Shopping malls also remained closed across the country. Still, for families that run small stores, being able to earn again brought relief.
“This is a good decision," said Amit Sharma, an architect. “We have to open a few things and let the economy start moving. The poor people should have some source of income. This virus is going to be a long-term problem.”
Last week, India also allowed manufacturing and farming activities to resume in rural areas to ease the economic plight of millions of daily wage-earners left without work by the country's lockdown imposed March 24. India's stay-home restrictions have allowed people out of their homes only to buy food, medicine or other essentials.
Sri Lanka had partially lifted a monthlong curfew during daytime hours in more than two thirds of the country. But it reimposed a 24-hour lockdown countrywide after a surge Friday of 46 new infections, the highest increase in a day on the Indian Ocean island. The new curfew remains in effect until Monday.
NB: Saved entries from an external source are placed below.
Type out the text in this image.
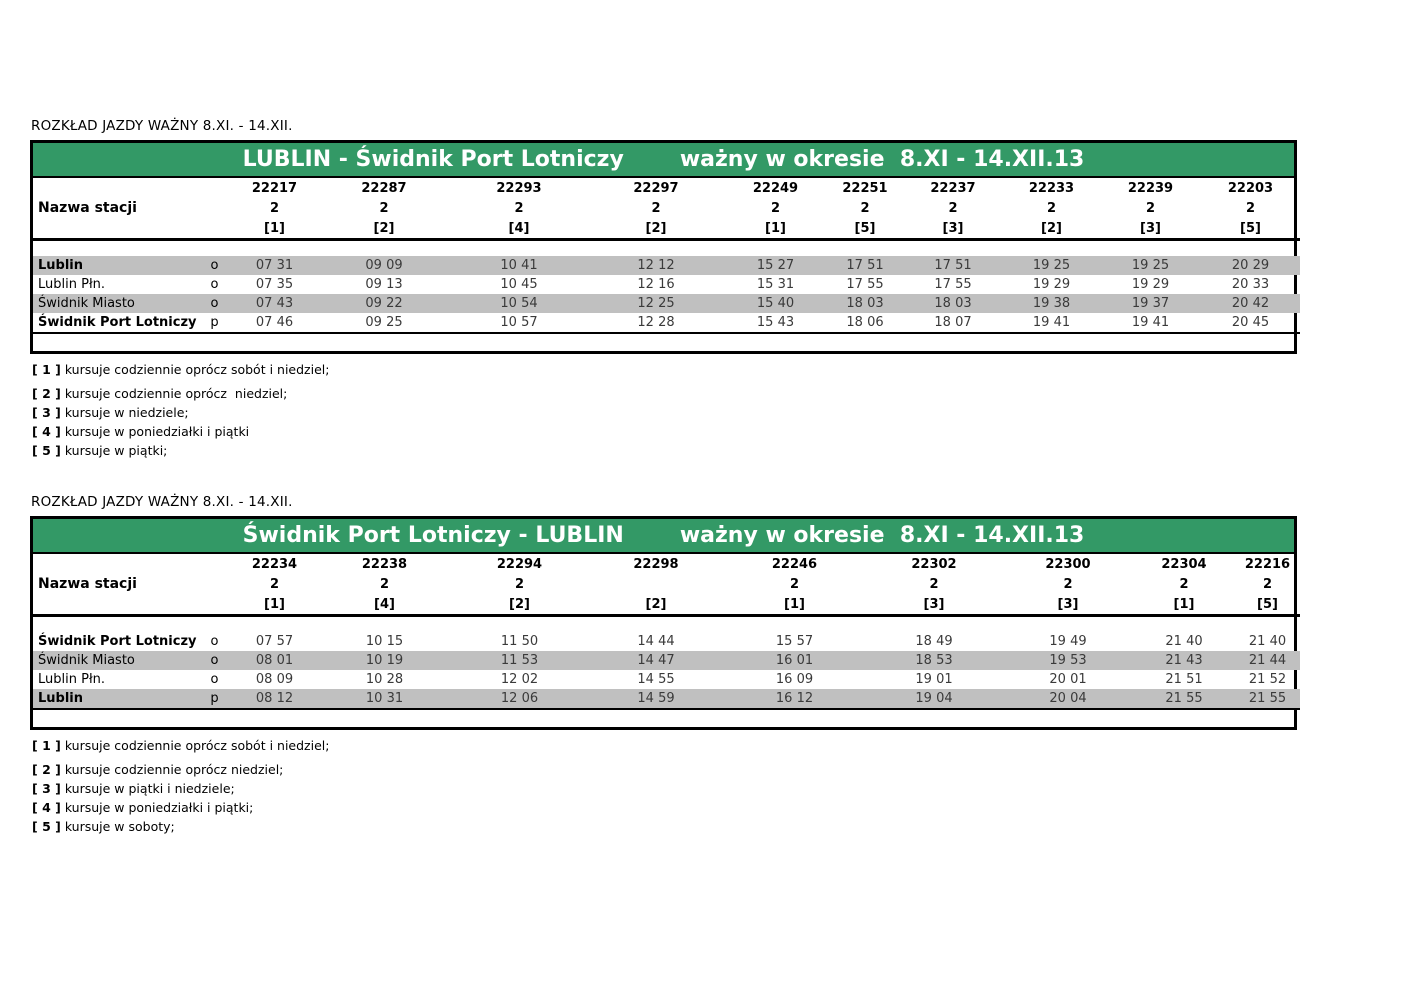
ROZKŁAD JAZDY WAŻNY 8.XI. - 14.XII.
LUBLIN - Świdnik Port Lotniczy	ważny w okresie  8.XI - 14.XII.13
Nazwa stacji		22217	22287	22293	22297	22249	22251	22237	22233	22239	22203
		2	2	2	2	2	2	2	2	2	2
		[1]	[2]	[4]	[2]	[1]	[5]	[3]	[2]	[3]	[5]

Lublin	o	07 31	09 09	10 41	12 12	15 27	17 51	17 51	19 25	19 25	20 29
Lublin Płn.	o	07 35	09 13	10 45	12 16	15 31	17 55	17 55	19 29	19 29	20 33
Świdnik Miasto	o	07 43	09 22	10 54	12 25	15 40	18 03	18 03	19 38	19 37	20 42
Świdnik Port Lotniczy	p	07 46	09 25	10 57	12 28	15 43	18 06	18 07	19 41	19 41	20 45

[ 1 ] kursuje codziennie oprócz sobót i niedziel;
[ 2 ] kursuje codziennie oprócz  niedziel;
[ 3 ] kursuje w niedziele;
[ 4 ] kursuje w poniedziałki i piątki
[ 5 ] kursuje w piątki;
ROZKŁAD JAZDY WAŻNY 8.XI. - 14.XII.
Świdnik Port Lotniczy - LUBLIN	ważny w okresie  8.XI - 14.XII.13
Nazwa stacji		22234	22238	22294	22298	22246	22302	22300	22304	22216
		2	2	2		2	2	2	2	2
		[1]	[4]	[2]	[2]	[1]	[3]	[3]	[1]	[5]

Świdnik Port Lotniczy	o	07 57	10 15	11 50	14 44	15 57	18 49	19 49	21 40	21 40
Świdnik Miasto	o	08 01	10 19	11 53	14 47	16 01	18 53	19 53	21 43	21 44
Lublin Płn.	o	08 09	10 28	12 02	14 55	16 09	19 01	20 01	21 51	21 52
Lublin	p	08 12	10 31	12 06	14 59	16 12	19 04	20 04	21 55	21 55

[ 1 ] kursuje codziennie oprócz sobót i niedziel;
[ 2 ] kursuje codziennie oprócz niedziel;
[ 3 ] kursuje w piątki i niedziele;
[ 4 ] kursuje w poniedziałki i piątki;
[ 5 ] kursuje w soboty;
In Europe, Belgium sketched out plans for a progressive lockdown relaxation, starting May 4 with the resumption of nonessential treatment in hospitals and the reopening of textile and sewing shops so people can make face masks. Bars and restaurants would be allowed to start reopening June 8, although Belgian Prime Minister Sophie Wilmes also cautioned that a surge in infections could alter the timeline and that “nothing is set in stone."
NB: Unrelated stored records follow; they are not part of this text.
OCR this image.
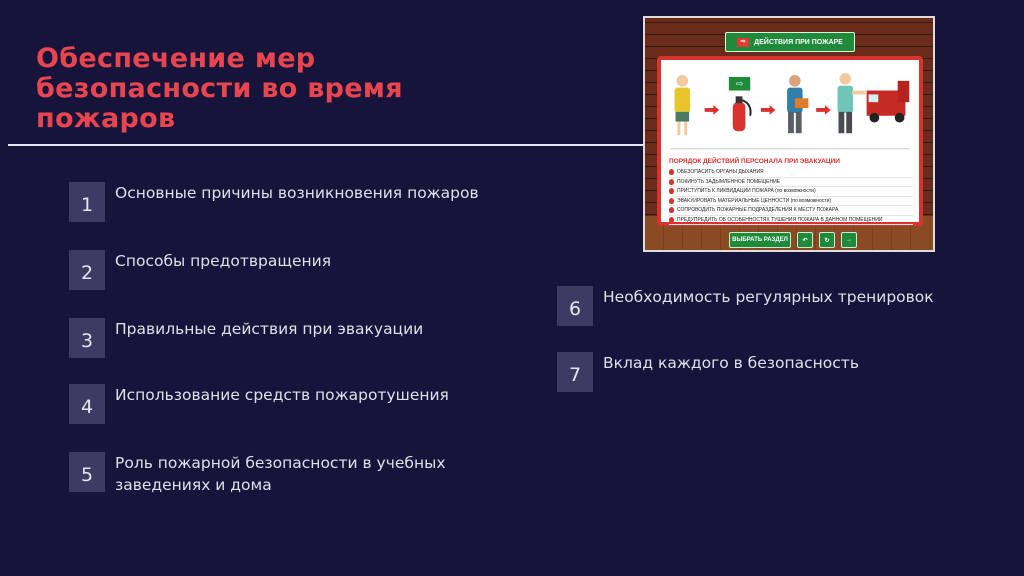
Обеспечение мер безопасности во время пожаров
1
Основные причины возникновения пожаров
2
Способы предотвращения
3
Правильные действия при эвакуации
4
Использование средств пожаротушения
5
Роль пожарной безопасности в учебных
заведениях и дома
6
Необходимость регулярных тренировок
7
Вклад каждого в безопасность
⇨	ДЕЙСТВИЯ ПРИ ПОЖАРЕ
⇨
ПОРЯДОК ДЕЙСТВИЙ ПЕРСОНАЛА ПРИ ЭВАКУАЦИИ
ОБЕЗОПАСИТЬ ОРГАНЫ ДЫХАНИЯ
ПОКИНУТЬ ЗАДЫМЛЕННОЕ ПОМЕЩЕНИЕ
ПРИСТУПИТЬ К ЛИКВИДАЦИИ ПОЖАРА (по возможности)
ЭВАКУИРОВАТЬ МАТЕРИАЛЬНЫЕ ЦЕННОСТИ (по возможности)
СОПРОВОДИТЬ ПОЖАРНЫЕ ПОДРАЗДЕЛЕНИЯ К МЕСТУ ПОЖАРА
ПРЕДУПРЕДИТЬ ОБ ОСОБЕННОСТЯХ ТУШЕНИЯ ПОЖАРА В ДАННОМ ПОМЕЩЕНИИ
ВЫБРАТЬ РАЗДЕЛ	↶	↻	→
In France, the government is preparing to gingerly ease one of Europe's strictest lockdowns from May 11.
Without a tried-and-tested action plan for how to pull countries out of the CCP virus lockdown, the world is seeing a patchwork of approaches. Schools reopen in one country, stay closed in others; face masks are mandatory in some places, a recommendation elsewhere.
Britain was still holding off on changes to its lockdown as the COVID-19-related death toll in hospitals was on target to surge past 20,000. It's the fourth highest in Europe, behind Italy, Spain and France, each of which has reported more than 20,000 deaths.
In the U.S., Republican governors in Georgia and Oklahoma allowed salons, spas and barbershops to reopen, while Alaska opened the way for restaurants to resume dine-in service and retail shops and other businesses to open their doors, all with limitations. Some Alaska municipalities chose to maintain stricter rules.
Though limited in scope, and subject to social-distancing restrictions, the reopenings marked a symbolic milestone in the debate raging in the United States and beyond as to how quickly political leaders should lift economically devastating lockdown orders.
In Michigan, Democratic Gov. Gretchen Whitmer lengthened her stay-at-home order through May 15, while lifting restrictions so some businesses can reopen and the public can participate in outdoor activities such as golf and motorized boating. Michigan has nearly 3,000 deaths related to COVID-19, behind only New York and New Jersey.
Amy Pembrook and her husband, Mike, reopened their hair salon in the northwest Oklahoma town of Fairview after it had been shuttered for about a month.
“We’re super excited about going back, but we have caught a little flak from people who say it’s too early,” Amy Pembrook said. “We just said we can live in fear for a long time or we can trust that everything is going to be OK.”